I need to calculate the following line integral over the curve C:
$$\int_C e^{\sqrt{x^2+y^2}} ds $$
where $C$ is the circuit bounded by $r = a, \varphi = 0$ and $\varphi = \pi/4$. I tried separating the integral into these three parts and got an answer of $(\pi/4)ae^a$ However, the answer the book gives (the problem is from Demidovich's Problems in Analysis) is
$$(\pi/4)ae^a + 2(e^a - 1)$$
The $e^a - 1$ term comes from evaluating the integral over the bounds of the curve $\varphi = 0$ and $\varphi= \pi/4$. But I thought these would cancel out, and not add up.
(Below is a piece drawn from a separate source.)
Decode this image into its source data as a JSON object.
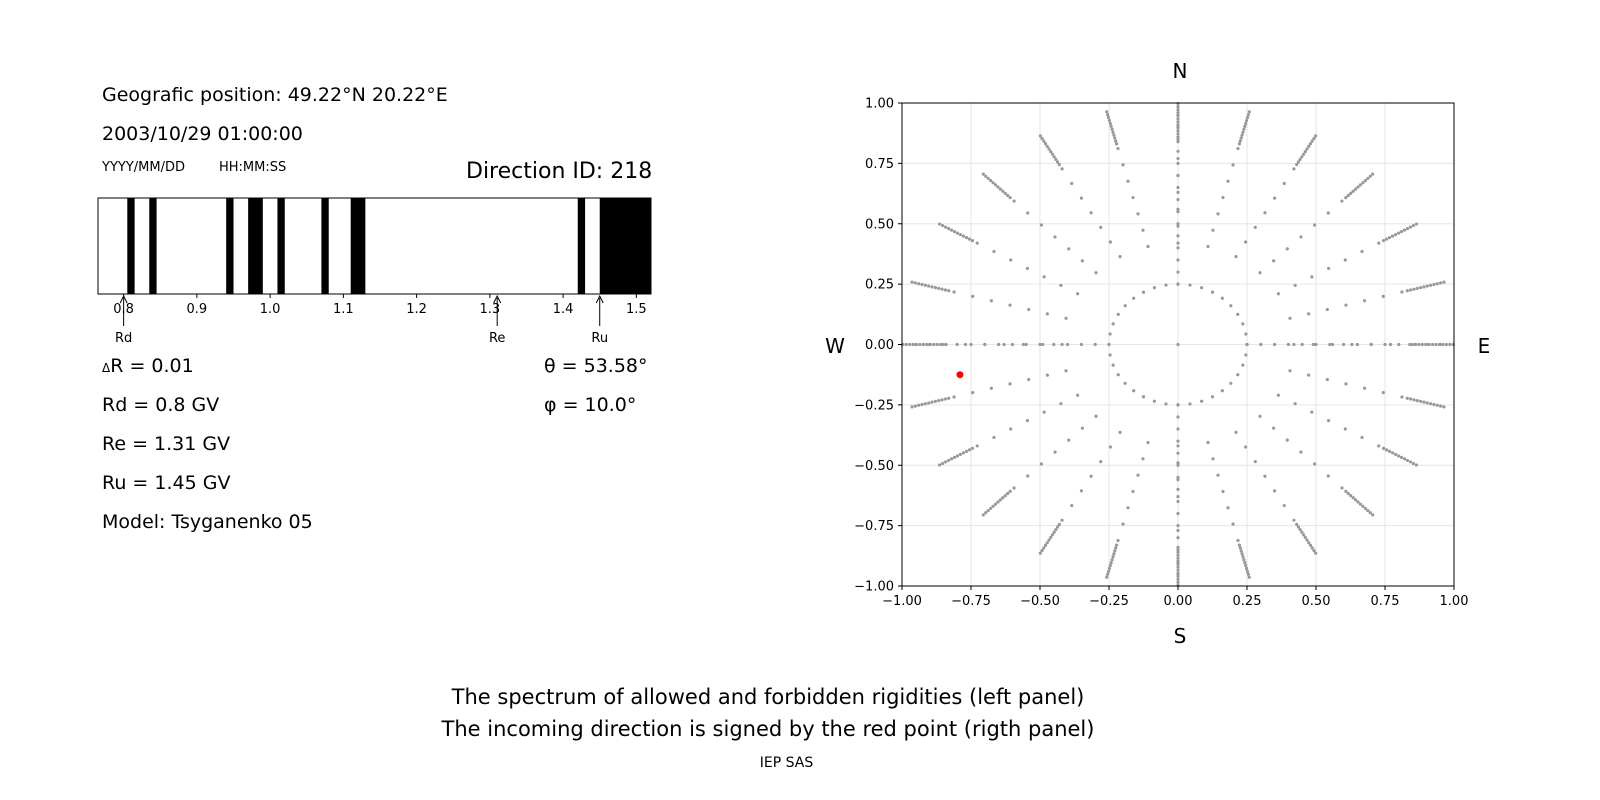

a) Between point $(0,0)$ and $(a,0)$, $\vec r(t) = (t,0), 0 \leq t \leq a$.
$I_1 = \displaystyle \int_C f(\vec r(t)) \ |r'(t)| \ dt = \int_0^a e^t \ dt = e^a - 1$
b) Between point $(\frac a {\sqrt2},\frac a {\sqrt2})$ and $(0,0)$, $\vec r(t) = (\frac a {\sqrt2} - t, \frac a {\sqrt2} - t), 0 \leq t \leq \frac a {\sqrt2}$.
$I_2 = \displaystyle \int_0^{a / \sqrt2} \sqrt2 \ e^{(a - \sqrt2 t)} \ dt = e^a - 1$
c) over circular segment, as you calculated.